Avec le Luganais, Gottéron sait à quoi s’attendre: de l’impact physique, de la sobriété ainsi qu’une petite vingtaine de points par saison. S’il n’est pas à proprement parler un défenseur offensif, il donnera davantage de solutions à Mark French à la ligne bleue, un secteur dans lequel Gottéron manque de talent. «On attendra surtout de moi que je stabilise un peu plus l’arrière-garde et que j’apporte du caractère», avance le futur Fribourgeois, un vrai meneur d’hommes, confirme Caryl Neuenschwander, son ancien coéquipier à Berne: «Il a la carrure du leader par excellence. Les jeunes pourront prendre exemple sur lui.» Et l’ancien Luganais Lorenz Kienzle d’ajouter: «Quand il est arrivé au Tessin (en 2015, ndlr), dans le vestiaire, c’était un peu «Ramba Samba». Philippe a amené de la tranquillité.»
Avec sa nouvelle pièce maîtresse défensive, triple championne suisse, Christian Dubé possède en ses rangs un gagneur, qui porte à sept le nombre de défenseurs déjà sous contrat pour le prochain exercice. Ainsi, le Québécois devra choisir qui de Lorenz Kienzle, Benjamin Chavaillaz ou Andrea Glauser, trois éléments efficaces cet automne, ne sera pas prolongé. Un problème de riche, auquel Gottéron n’avait plus l’habitude d’être confronté.
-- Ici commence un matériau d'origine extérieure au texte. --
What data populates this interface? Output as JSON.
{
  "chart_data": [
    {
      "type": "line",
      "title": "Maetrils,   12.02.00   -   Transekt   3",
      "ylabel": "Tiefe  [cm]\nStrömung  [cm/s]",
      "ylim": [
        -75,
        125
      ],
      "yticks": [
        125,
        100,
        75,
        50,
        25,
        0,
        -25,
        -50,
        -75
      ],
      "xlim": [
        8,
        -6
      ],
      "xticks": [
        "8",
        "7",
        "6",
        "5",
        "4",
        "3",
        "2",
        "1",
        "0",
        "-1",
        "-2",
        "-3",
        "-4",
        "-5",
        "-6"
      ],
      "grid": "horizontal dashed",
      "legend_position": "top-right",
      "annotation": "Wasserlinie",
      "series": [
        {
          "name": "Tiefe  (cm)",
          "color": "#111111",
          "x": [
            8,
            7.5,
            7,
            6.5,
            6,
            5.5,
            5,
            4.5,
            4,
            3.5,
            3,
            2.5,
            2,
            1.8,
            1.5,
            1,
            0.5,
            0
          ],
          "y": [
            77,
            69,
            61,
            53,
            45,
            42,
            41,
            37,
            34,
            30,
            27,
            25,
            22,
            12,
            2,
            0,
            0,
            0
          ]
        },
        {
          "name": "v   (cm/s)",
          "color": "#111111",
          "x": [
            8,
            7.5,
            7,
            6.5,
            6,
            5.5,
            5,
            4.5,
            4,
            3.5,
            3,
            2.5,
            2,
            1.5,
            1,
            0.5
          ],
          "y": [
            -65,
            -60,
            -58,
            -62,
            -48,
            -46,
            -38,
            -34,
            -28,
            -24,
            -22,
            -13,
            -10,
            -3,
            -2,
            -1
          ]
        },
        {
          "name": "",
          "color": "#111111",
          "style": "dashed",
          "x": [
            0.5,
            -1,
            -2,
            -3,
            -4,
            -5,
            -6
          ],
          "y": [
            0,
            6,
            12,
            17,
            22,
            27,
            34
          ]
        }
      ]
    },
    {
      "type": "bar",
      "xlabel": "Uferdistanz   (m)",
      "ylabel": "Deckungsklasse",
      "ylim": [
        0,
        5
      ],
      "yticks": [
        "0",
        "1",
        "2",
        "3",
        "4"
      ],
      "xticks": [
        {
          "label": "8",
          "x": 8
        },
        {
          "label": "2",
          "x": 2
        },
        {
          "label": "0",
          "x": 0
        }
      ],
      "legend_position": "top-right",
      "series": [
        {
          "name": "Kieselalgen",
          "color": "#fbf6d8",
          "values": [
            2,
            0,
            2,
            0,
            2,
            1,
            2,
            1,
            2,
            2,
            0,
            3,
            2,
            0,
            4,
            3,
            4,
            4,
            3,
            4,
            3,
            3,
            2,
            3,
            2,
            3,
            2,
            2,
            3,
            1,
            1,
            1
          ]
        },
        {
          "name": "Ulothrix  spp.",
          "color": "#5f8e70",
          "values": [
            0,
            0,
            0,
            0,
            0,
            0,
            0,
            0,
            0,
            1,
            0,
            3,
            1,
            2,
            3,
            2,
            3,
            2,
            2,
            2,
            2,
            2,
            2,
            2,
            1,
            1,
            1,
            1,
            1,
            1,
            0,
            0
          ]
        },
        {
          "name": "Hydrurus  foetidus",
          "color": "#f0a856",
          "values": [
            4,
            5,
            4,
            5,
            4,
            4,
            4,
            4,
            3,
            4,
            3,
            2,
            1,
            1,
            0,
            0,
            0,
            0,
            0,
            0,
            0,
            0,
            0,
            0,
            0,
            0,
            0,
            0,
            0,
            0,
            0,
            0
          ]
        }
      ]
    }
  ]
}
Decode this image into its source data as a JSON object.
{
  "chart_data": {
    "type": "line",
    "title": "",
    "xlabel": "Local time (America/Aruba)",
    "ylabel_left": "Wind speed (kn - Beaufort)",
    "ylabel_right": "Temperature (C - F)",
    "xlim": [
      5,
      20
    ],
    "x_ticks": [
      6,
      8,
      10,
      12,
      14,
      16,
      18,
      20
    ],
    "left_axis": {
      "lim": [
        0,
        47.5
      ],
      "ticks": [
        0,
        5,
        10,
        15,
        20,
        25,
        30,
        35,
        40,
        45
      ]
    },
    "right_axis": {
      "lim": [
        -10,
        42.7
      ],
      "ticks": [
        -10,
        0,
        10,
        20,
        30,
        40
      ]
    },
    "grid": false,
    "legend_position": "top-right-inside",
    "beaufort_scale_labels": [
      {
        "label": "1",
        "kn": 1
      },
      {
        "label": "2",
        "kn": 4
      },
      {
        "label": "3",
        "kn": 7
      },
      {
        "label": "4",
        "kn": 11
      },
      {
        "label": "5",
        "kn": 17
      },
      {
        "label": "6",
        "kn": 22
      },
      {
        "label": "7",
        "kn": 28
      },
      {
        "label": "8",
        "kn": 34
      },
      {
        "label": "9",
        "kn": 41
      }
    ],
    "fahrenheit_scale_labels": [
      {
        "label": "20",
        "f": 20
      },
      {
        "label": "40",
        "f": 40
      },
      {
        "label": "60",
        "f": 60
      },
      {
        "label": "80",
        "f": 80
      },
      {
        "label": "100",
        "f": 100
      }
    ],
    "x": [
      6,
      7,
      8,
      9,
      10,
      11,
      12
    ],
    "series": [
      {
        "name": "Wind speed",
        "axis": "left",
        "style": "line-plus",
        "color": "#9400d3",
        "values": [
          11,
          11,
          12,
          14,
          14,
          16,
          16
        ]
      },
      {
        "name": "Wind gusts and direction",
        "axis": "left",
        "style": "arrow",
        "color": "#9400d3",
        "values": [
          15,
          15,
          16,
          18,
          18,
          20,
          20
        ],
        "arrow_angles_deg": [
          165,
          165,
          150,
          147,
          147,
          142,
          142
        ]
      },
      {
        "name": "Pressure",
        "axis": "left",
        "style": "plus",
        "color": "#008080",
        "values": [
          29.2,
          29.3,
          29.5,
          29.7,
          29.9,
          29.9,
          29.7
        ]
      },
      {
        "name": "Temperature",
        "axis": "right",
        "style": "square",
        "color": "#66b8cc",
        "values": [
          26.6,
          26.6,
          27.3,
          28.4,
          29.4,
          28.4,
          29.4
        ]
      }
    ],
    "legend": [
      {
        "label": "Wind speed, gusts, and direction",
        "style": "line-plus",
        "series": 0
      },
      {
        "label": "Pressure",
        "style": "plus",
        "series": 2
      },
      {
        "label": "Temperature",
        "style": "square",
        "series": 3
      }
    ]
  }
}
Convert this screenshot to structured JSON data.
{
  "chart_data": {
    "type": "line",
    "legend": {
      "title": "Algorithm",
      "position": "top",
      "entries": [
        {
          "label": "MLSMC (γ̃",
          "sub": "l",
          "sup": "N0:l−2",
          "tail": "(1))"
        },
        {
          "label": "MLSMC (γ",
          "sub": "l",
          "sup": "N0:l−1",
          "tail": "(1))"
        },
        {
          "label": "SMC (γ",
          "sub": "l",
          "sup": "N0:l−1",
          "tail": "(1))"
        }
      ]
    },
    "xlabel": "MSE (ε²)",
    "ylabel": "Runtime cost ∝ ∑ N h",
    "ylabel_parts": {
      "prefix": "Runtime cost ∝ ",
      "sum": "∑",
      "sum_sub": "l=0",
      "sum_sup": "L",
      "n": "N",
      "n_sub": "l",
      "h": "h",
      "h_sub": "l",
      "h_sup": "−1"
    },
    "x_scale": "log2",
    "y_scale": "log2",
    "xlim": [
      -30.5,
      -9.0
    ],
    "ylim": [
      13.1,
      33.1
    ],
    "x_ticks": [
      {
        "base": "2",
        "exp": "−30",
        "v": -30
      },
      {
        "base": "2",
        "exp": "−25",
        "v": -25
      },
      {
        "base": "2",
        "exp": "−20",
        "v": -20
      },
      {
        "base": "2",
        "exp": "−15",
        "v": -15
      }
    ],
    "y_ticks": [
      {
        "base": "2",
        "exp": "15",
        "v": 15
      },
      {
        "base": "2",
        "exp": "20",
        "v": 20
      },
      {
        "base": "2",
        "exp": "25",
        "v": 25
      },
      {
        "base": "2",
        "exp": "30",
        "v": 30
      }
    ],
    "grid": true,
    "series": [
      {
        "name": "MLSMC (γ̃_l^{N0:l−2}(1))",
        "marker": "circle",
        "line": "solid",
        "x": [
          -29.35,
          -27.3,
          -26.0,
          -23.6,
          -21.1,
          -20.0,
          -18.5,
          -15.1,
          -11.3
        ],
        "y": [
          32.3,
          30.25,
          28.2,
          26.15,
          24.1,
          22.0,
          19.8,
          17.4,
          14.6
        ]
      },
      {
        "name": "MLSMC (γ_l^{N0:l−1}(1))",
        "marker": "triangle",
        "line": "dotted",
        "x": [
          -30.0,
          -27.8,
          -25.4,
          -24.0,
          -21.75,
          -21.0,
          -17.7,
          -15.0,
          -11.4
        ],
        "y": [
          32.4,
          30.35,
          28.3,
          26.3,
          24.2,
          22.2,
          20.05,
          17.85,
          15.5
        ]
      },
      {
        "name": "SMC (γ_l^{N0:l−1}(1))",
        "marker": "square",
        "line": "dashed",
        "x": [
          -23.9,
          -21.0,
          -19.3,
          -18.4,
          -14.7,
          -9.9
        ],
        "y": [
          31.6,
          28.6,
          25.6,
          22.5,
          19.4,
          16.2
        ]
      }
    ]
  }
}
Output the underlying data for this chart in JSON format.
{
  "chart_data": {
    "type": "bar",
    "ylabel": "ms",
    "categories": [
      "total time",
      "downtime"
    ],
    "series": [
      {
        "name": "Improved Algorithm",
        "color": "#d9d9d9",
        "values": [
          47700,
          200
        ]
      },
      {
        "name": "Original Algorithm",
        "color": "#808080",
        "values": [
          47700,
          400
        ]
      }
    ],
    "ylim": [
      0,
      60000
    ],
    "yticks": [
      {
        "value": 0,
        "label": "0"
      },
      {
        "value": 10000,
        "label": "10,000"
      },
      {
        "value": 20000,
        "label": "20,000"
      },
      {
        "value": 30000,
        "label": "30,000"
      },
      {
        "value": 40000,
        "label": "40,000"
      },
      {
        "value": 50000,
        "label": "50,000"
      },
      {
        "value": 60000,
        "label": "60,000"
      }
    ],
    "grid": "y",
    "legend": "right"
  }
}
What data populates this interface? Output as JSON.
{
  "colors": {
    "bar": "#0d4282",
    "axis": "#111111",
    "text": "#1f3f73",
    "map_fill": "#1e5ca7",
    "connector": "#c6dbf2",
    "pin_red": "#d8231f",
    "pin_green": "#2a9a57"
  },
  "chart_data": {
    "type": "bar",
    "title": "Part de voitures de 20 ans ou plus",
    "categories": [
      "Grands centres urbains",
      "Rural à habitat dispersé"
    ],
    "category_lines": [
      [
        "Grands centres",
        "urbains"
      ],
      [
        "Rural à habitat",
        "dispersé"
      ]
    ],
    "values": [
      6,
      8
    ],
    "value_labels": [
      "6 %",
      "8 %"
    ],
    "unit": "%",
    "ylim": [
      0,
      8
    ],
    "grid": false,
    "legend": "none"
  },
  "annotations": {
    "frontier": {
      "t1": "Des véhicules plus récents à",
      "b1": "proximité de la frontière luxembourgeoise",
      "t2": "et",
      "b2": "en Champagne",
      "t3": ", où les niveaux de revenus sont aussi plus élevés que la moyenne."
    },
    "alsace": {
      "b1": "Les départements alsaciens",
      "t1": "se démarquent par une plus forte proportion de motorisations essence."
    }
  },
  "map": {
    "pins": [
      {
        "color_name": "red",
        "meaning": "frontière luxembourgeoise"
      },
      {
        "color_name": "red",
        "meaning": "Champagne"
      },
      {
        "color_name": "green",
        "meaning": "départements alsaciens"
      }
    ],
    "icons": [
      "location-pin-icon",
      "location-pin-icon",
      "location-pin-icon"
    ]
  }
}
Un signal fort pour un nouveau cycle
«En attirant Reto Berra, Gottéron a montré qu’il avait les moyens de viser le titre de champion.» Personnage intelligent, Philippe Furrer est aussi un fin communicateur, qui sait pertinemment qu’à Fribourg, ses chances de devenir champion seront plus limitées qu’à Berne ou Lugano.
Cela dit, son arrivée, couplée à celle du gardien reparti tenter sa chance en Amérique du Nord, qu’il cite en exemple, permet à Fribourg d’espérer un nouveau cycle. Car la signature de l’international suisse n’est pas sans rappeler, toutes proportions gardées, celle de Sandy Jeannin en 2008. L’arrivée du Neuchâtelois, de par son aura, avait alors agi en point de départ du renouveau fribourgeois, faisant de Saint-Léonard, durant cinq ans au moins, une adresse attractive, sinon respectable. Une période révolue, la faute à deux passages en play-out et quelques épisodes mettant à mal l’image du club.
Les disparités entre le haut et le bas de la hiérarchie étant plus creusées qu’il y a 10 ans, peut-on s’attendre à vivre un engrenage du même type? Non. Car Christian Dubé, qui dispose d’enveloppes restreintes depuis sa prise de fonction, n’a pas les moyens de ses prédécesseurs, encore moins ceux de Zurich, Berne ou Lugano. Comme son classement actuel l’indique, le Dragon appartient à la terre du milieu, à mi-chemin entre les grosses et les petites écuries. Or, en montrant qu’il pouvait arracher un international, même vieillissant, à Bienne ou Genève, Gottéron envoie un signal fort à ses plus proches concurrents.
Berra a attiré Furrer, lequel attirera peut-être… un centre suisse de premier plan: la nouvelle priorité d’un Christian Dubé, qui après plusieurs échecs, s’affirme enfin dans son nouveau costume.